When there is damage to a blood vessel (from an unanticipated cut, or surgical procedure), collagen is exposed to circulating platelets in the blood. These platelets bind directly to collagen and create a platelet plug. This is the first thing that happens, triggering the clotting cascade. We mentioned above that there are 13 factors that need to convert from inactive to active inside the clotting cascade.  These 13 factors are organized in what is referred to as pathways, the intrinsic pathway and the extrinsic pathway. The intrinsic pathway is activated when there is direct damage to the blood vessel.  The extrinsic pathway is activated by direct damage to the blood vessel as well, but also by many other things such as tissue damage outside of the blood vessel, hypoxia, sepsis, malignancy, and inflammation. Think of these paths as separate roads, each with different factors with conversion processes that ultimately come together at factor 10 to form one road, starting the common pathway.  And within the common pathway, the 2 most important factors are thrombin and fibrin.

Fibrin is factor number 1, the protein that forms a mesh, trapping platelets and ultimately creating the clot. But it cannot happen without thrombin, factor number 2, which plays a big role in activating many of the other factors, both within the intrinsic and extrinsic pathways (factors 5,7,8,11 and ultimately 13). Factor 13 is the last and final clotting factor number.  When you’ve reached factor 13, your blood has formed a clot!

By now you are an expert at understanding the body’s natural clotting cascade. Maybe not, it can be confusing even for those that are somewhat familiar with it. It is truly amazing that this process takes place every day in all of us when we cut ourselves or have a planned event. And now that you know about it, we can get back to the original question of how the HemCon hemostatic devices work “outside of the clotting cascade,” and why it matters.
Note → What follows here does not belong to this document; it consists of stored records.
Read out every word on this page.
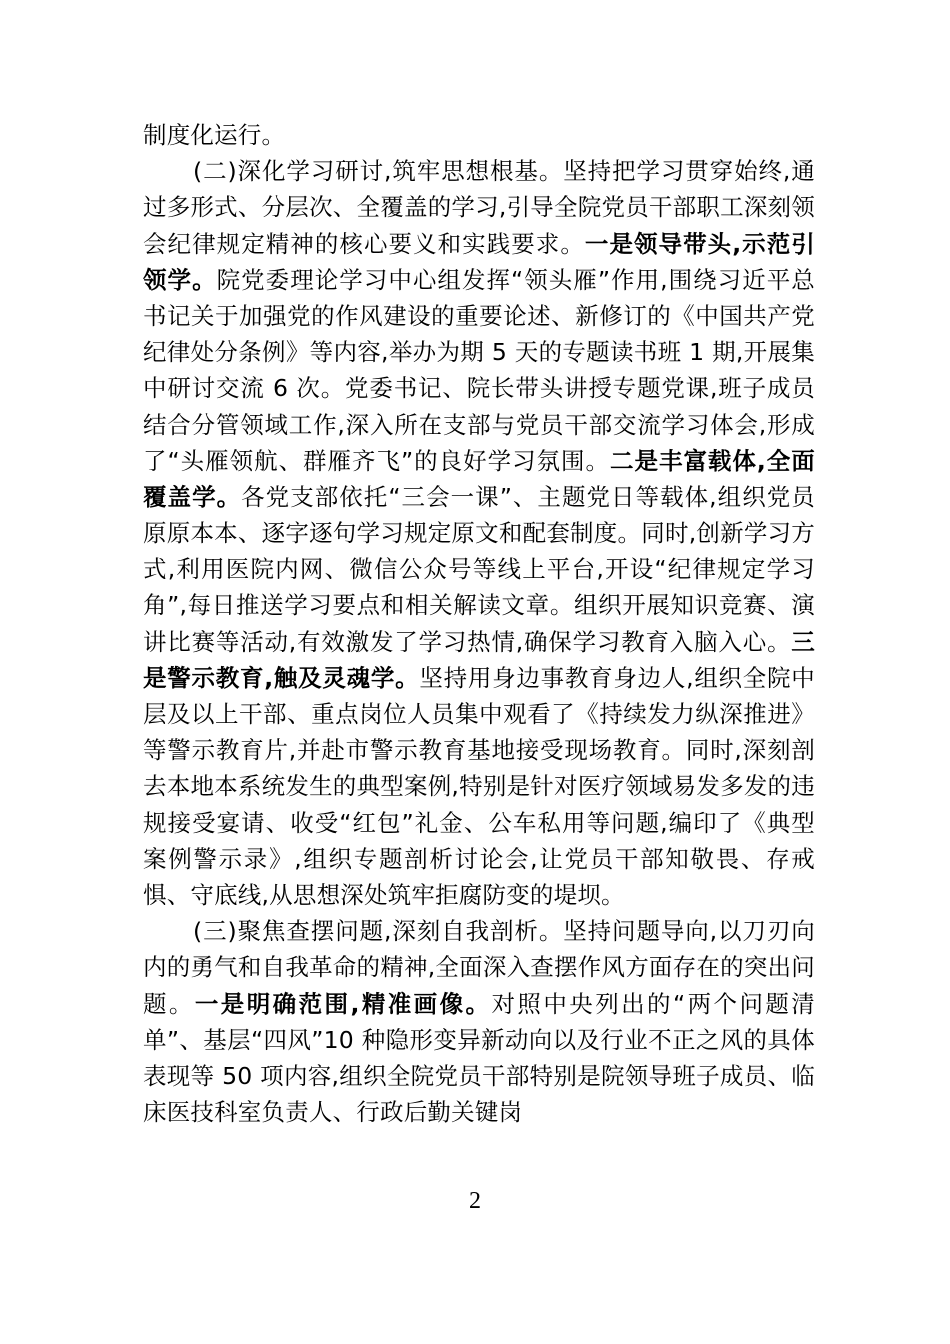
制度化运行。

(二)深化学习研讨,筑牢思想根基。坚持把学习贯穿始终,通过多形式、分层次、全覆盖的学习,引导全院党员干部职工深刻领会纪律规定精神的核心要义和实践要求。一是领导带头,示范引领学。院党委理论学习中心组发挥“领头雁”作用,围绕习近平总书记关于加强党的作风建设的重要论述、新修订的《中国共产党纪律处分条例》等内容,举办为期 5 天的专题读书班 1 期,开展集中研讨交流 6 次。党委书记、院长带头讲授专题党课,班子成员结合分管领域工作,深入所在支部与党员干部交流学习体会,形成了“头雁领航、群雁齐飞”的良好学习氛围。二是丰富载体,全面覆盖学。各党支部依托“三会一课”、主题党日等载体,组织党员原原本本、逐字逐句学习规定原文和配套制度。同时,创新学习方式,利用医院内网、微信公众号等线上平台,开设“纪律规定学习角”,每日推送学习要点和相关解读文章。组织开展知识竞赛、演讲比赛等活动,有效激发了学习热情,确保学习教育入脑入心。三是警示教育,触及灵魂学。坚持用身边事教育身边人,组织全院中层及以上干部、重点岗位人员集中观看了《持续发力纵深推进》等警示教育片,并赴市警示教育基地接受现场教育。同时,深刻剖去本地本系统发生的典型案例,特别是针对医疗领域易发多发的违规接受宴请、收受“红包”礼金、公车私用等问题,编印了《典型案例警示录》,组织专题剖析讨论会,让党员干部知敬畏、存戒惧、守底线,从思想深处筑牢拒腐防变的堤坝。

(三)聚焦查摆问题,深刻自我剖析。坚持问题导向,以刀刃向内的勇气和自我革命的精神,全面深入查摆作风方面存在的突出问题。一是明确范围,精准画像。对照中央列出的“两个问题清单”、基层“四风”10 种隐形变异新动向以及行业不正之风的具体表现等 50 项内容,组织全院党员干部特别是院领导班子成员、临床医技科室负责人、行政后勤关键岗

2
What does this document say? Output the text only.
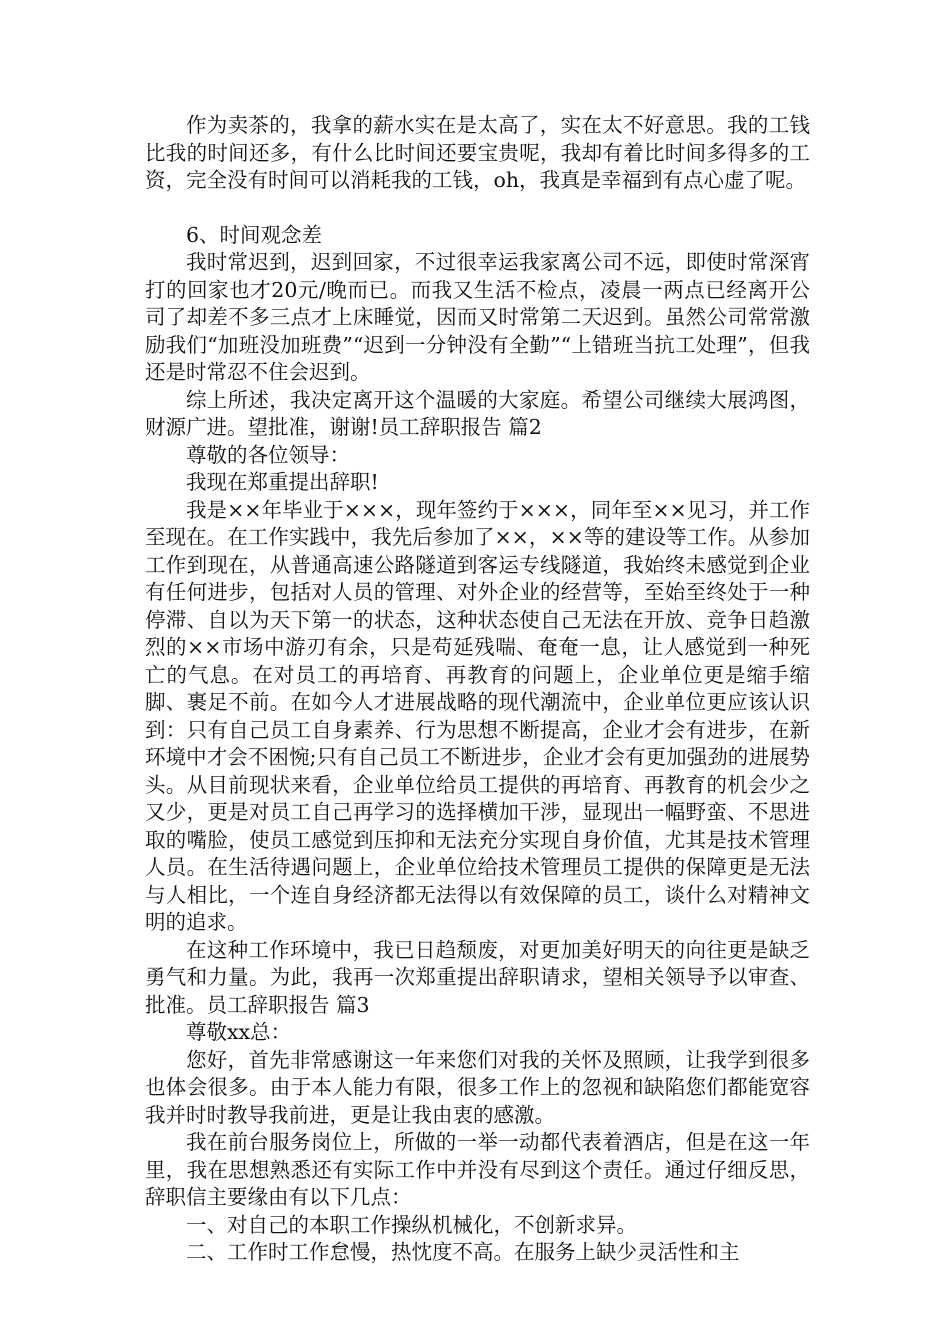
作为卖茶的，我拿的薪水实在是太高了，实在太不好意思。我的工钱比我的时间还多，有什么比时间还要宝贵呢，我却有着比时间多得多的工资，完全没有时间可以消耗我的工钱，oh，我真是幸福到有点心虚了呢。

6、时间观念差

我时常迟到，迟到回家，不过很幸运我家离公司不远，即使时常深宵打的回家也才20元/晚而已。而我又生活不检点，凌晨一两点已经离开公司了却差不多三点才上床睡觉，因而又时常第二天迟到。虽然公司常常激励我们“加班没加班费”“迟到一分钟没有全勤”“上错班当抗工处理”，但我还是时常忍不住会迟到。

综上所述，我决定离开这个温暖的大家庭。希望公司继续大展鸿图，财源广进。望批准，谢谢!员工辞职报告 篇2

尊敬的各位领导：

我现在郑重提出辞职!

我是××年毕业于×××，现年签约于×××，同年至××见习，并工作至现在。在工作实践中，我先后参加了××，××等的建设等工作。从参加工作到现在，从普通高速公路隧道到客运专线隧道，我始终未感觉到企业有任何进步，包括对人员的管理、对外企业的经营等，至始至终处于一种停滞、自以为天下第一的状态，这种状态使自己无法在开放、竞争日趋激烈的××市场中游刃有余，只是苟延残喘、奄奄一息，让人感觉到一种死亡的气息。在对员工的再培育、再教育的问题上，企业单位更是缩手缩脚、裹足不前。在如今人才进展战略的现代潮流中，企业单位更应该认识到：只有自己员工自身素养、行为思想不断提高，企业才会有进步，在新环境中才会不困惋;只有自己员工不断进步，企业才会有更加强劲的进展势头。从目前现状来看，企业单位给员工提供的再培育、再教育的机会少之又少，更是对员工自己再学习的选择横加干涉，显现出一幅野蛮、不思进取的嘴脸，使员工感觉到压抑和无法充分实现自身价值，尤其是技术管理人员。在生活待遇问题上，企业单位给技术管理员工提供的保障更是无法与人相比，一个连自身经济都无法得以有效保障的员工，谈什么对精神文明的追求。

在这种工作环境中，我已日趋颓废，对更加美好明天的向往更是缺乏勇气和力量。为此，我再一次郑重提出辞职请求，望相关领导予以审查、批准。员工辞职报告 篇3

尊敬xx总：

您好，首先非常感谢这一年来您们对我的关怀及照顾，让我学到很多也体会很多。由于本人能力有限，很多工作上的忽视和缺陷您们都能宽容我并时时教导我前进，更是让我由衷的感激。

我在前台服务岗位上，所做的一举一动都代表着酒店，但是在这一年里，我在思想熟悉还有实际工作中并没有尽到这个责任。通过仔细反思，辞职信主要缘由有以下几点：

一、对自己的本职工作操纵机械化，不创新求异。

二、工作时工作怠慢，热忱度不高。在服务上缺少灵活性和主
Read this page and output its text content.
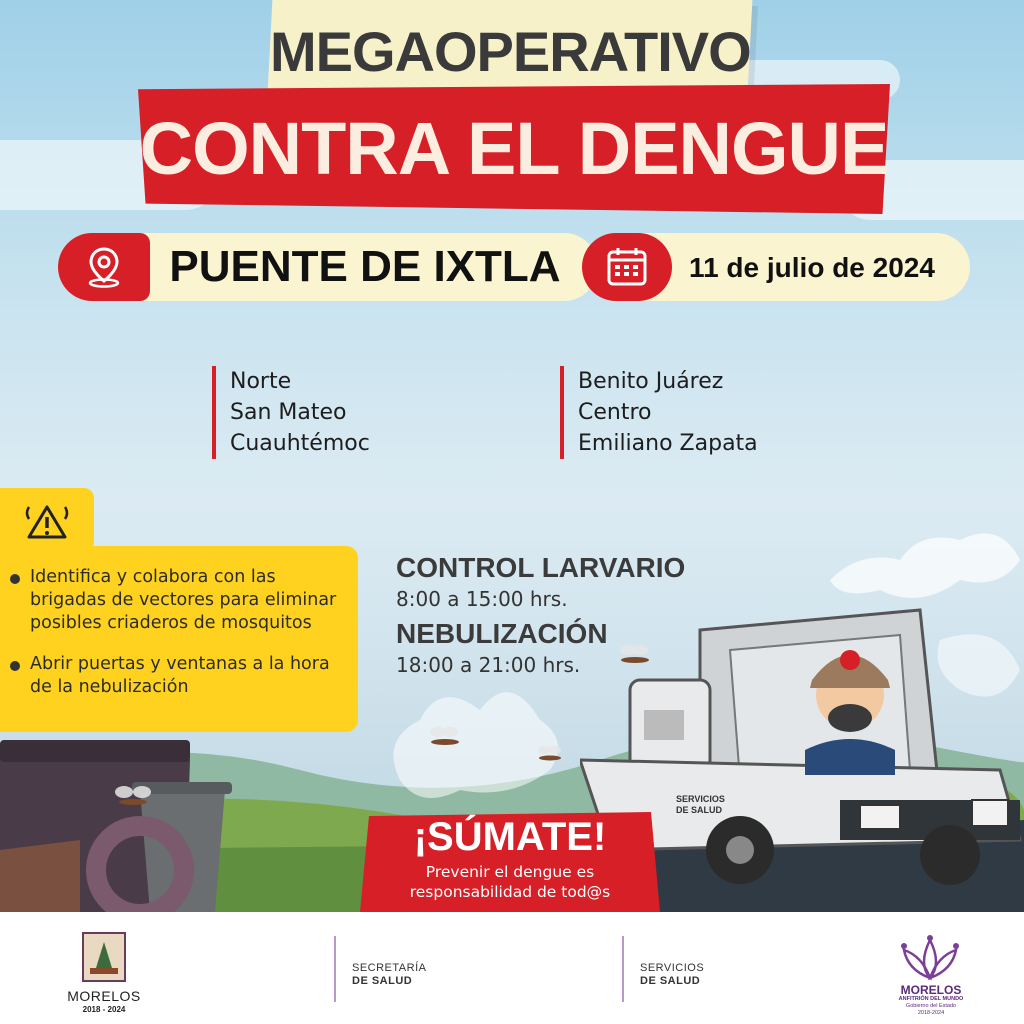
MEGAOPERATIVO
CONTRA EL DENGUE
PUENTE DE IXTLA	11 de julio de 2024
Norte
San Mateo
Cuauhtémoc
Benito Juárez
Centro
Emiliano Zapata
Identifica y colabora con las brigadas de vectores para eliminar posibles criaderos de mosquitos
Abrir puertas y ventanas a la hora de la nebulización
CONTROL LARVARIO
8:00 a 15:00 hrs.
NEBULIZACIÓN
18:00 a 21:00 hrs.
SERVICIOS
DE SALUD
¡SÚMATE!
Prevenir el dengue es
responsabilidad de tod@s
MORELOS
2018 - 2024
SECRETARÍA
DE SALUD
SERVICIOS
DE SALUD
MORELOS
ANFITRIÓN DEL MUNDO
Gobierno del Estado
2018-2024
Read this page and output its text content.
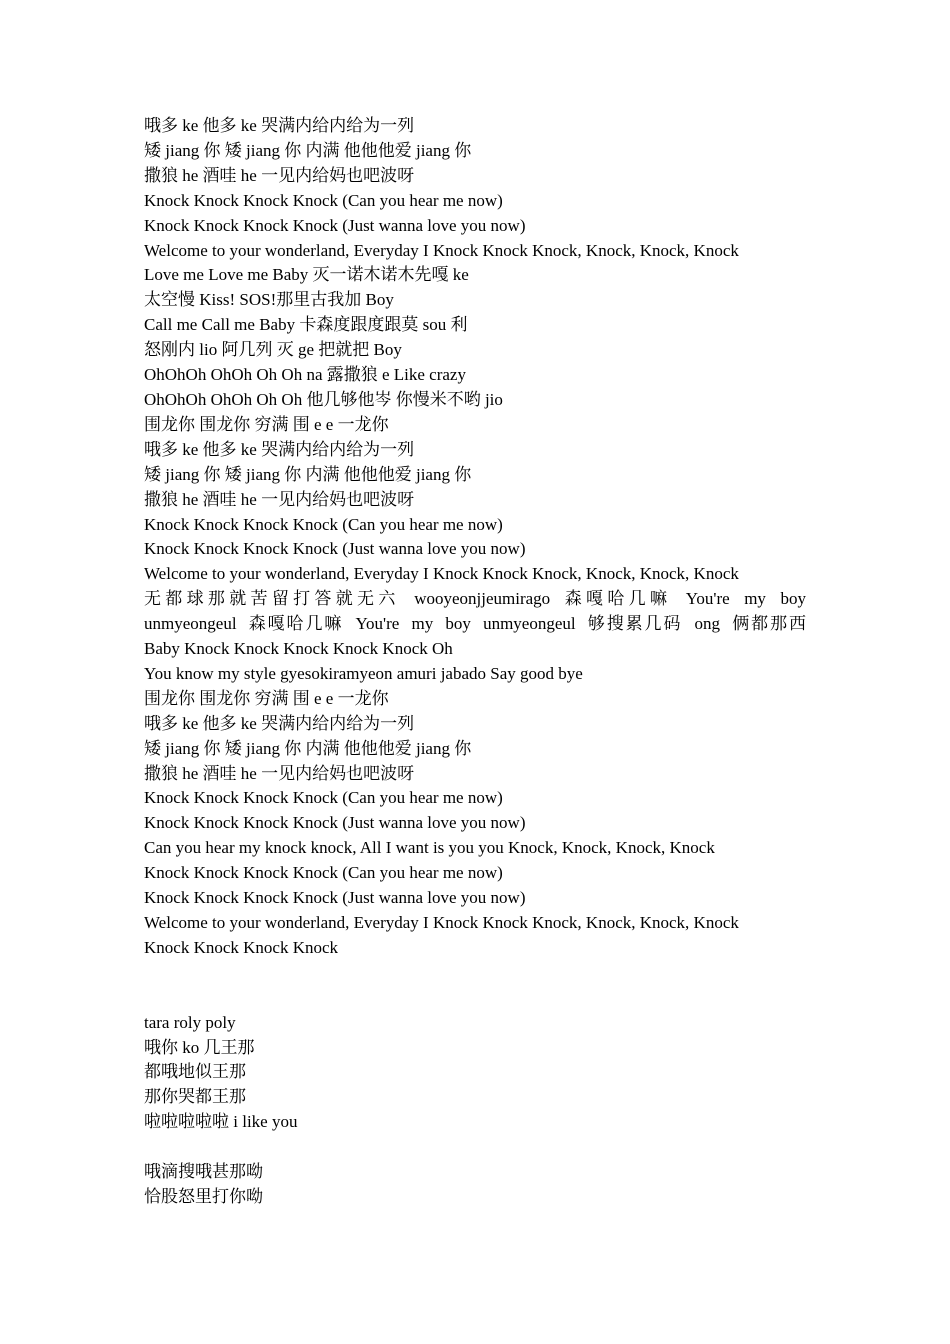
哦多 ke 他多 ke 哭满内给内给为一列
矮 jiang 你 矮 jiang 你 内满 他他他爱 jiang 你
撒狼 he 酒哇 he 一见内给妈也吧波呀
Knock Knock Knock Knock (Can you hear me now)
Knock Knock Knock Knock (Just wanna love you now)
Welcome to your wonderland, Everyday I Knock Knock Knock, Knock, Knock, Knock
Love me Love me Baby 灭一诺木诺木先嘎 ke
太空慢 Kiss! SOS!那里古我加 Boy
Call me Call me Baby 卡森度跟度跟莫 sou 利
怒刚内 lio 阿几列 灭 ge 把就把 Boy
OhOhOh OhOh Oh Oh na 露撒狼 e Like crazy
OhOhOh OhOh Oh Oh 他几够他岑 你慢米不哟 jio
围龙你 围龙你 穷满 围 e e 一龙你
哦多 ke 他多 ke 哭满内给内给为一列
矮 jiang 你 矮 jiang 你 内满 他他他爱 jiang 你
撒狼 he 酒哇 he 一见内给妈也吧波呀
Knock Knock Knock Knock (Can you hear me now)
Knock Knock Knock Knock (Just wanna love you now)
Welcome to your wonderland, Everyday I Knock Knock Knock, Knock, Knock, Knock
无都球那就苦留打答就无六 wooyeonjjeumirago 森嘎哈几嘛 You're my boy
unmyeongeul 森嘎哈几嘛 You're my boy unmyeongeul 够搜累几码 ong 俩都那西
Baby Knock Knock Knock Knock Knock Oh
You know my style gyesokiramyeon amuri jabado Say good bye
围龙你 围龙你 穷满 围 e e 一龙你
哦多 ke 他多 ke 哭满内给内给为一列
矮 jiang 你 矮 jiang 你 内满 他他他爱 jiang 你
撒狼 he 酒哇 he 一见内给妈也吧波呀
Knock Knock Knock Knock (Can you hear me now)
Knock Knock Knock Knock (Just wanna love you now)
Can you hear my knock knock, All I want is you you Knock, Knock, Knock, Knock
Knock Knock Knock Knock (Can you hear me now)
Knock Knock Knock Knock (Just wanna love you now)
Welcome to your wonderland, Everyday I Knock Knock Knock, Knock, Knock, Knock
Knock Knock Knock Knock
tara roly poly
哦你 ko 几王那
都哦地似王那
那你哭都王那
啦啦啦啦啦 i like you
哦滴搜哦甚那呦
恰股怒里打你呦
If you cut yourself and use a store-bought bandage or piece of gauze, and apply gentle pressure to stop the bleeding, you will need the clotting cascade to kick into gear and allow the process to run its course, ultimately creating a clot (thrombin to fibrinogen to fibrin). Think about all the factors mentioned above! This process works fast in some people, and very slow in others. For patient’s on blood thinners (anti-coagulants) their pace of clotting is slowed by impacting certain factors limiting thrombin’s ability to exercise its power in creating a clot. There are also certain diseases like hemophilia or Von Willebrand disease that hinder the ability of the clotting cascade in affected individuals. The clotting cascade does not always cooperate as it does on paper and charts.  Getting the clotting cascade to work could take a very long time in some cases.

This is where “working outside the clotting cascade” comes into play for the HemCon hemostatic devices. Our positively charged chitosan devices simply attract the negatively charged platelets and blood cells to create a strong clot at the wound site, meaning, you do not have to worry about all those factors in the clotting cascade running their course. Of course, they will run their course behind the scenes, but HemCon devices do not rely on them at all. Other hemostatic devices made from other sources work by affecting the extrinsic pathway, speeding up the clotting cascade process, but still must rely on part of the clotting cascade being intact.

The HemCon hemostatic devices have been stopping bleeding since 2001 when first introduced by the U.S. Army to control traumatic bleeding. Being able to “work outside of the clotting cascade” played a large role in their decision to supply HemCon products to U.S. Soldiers.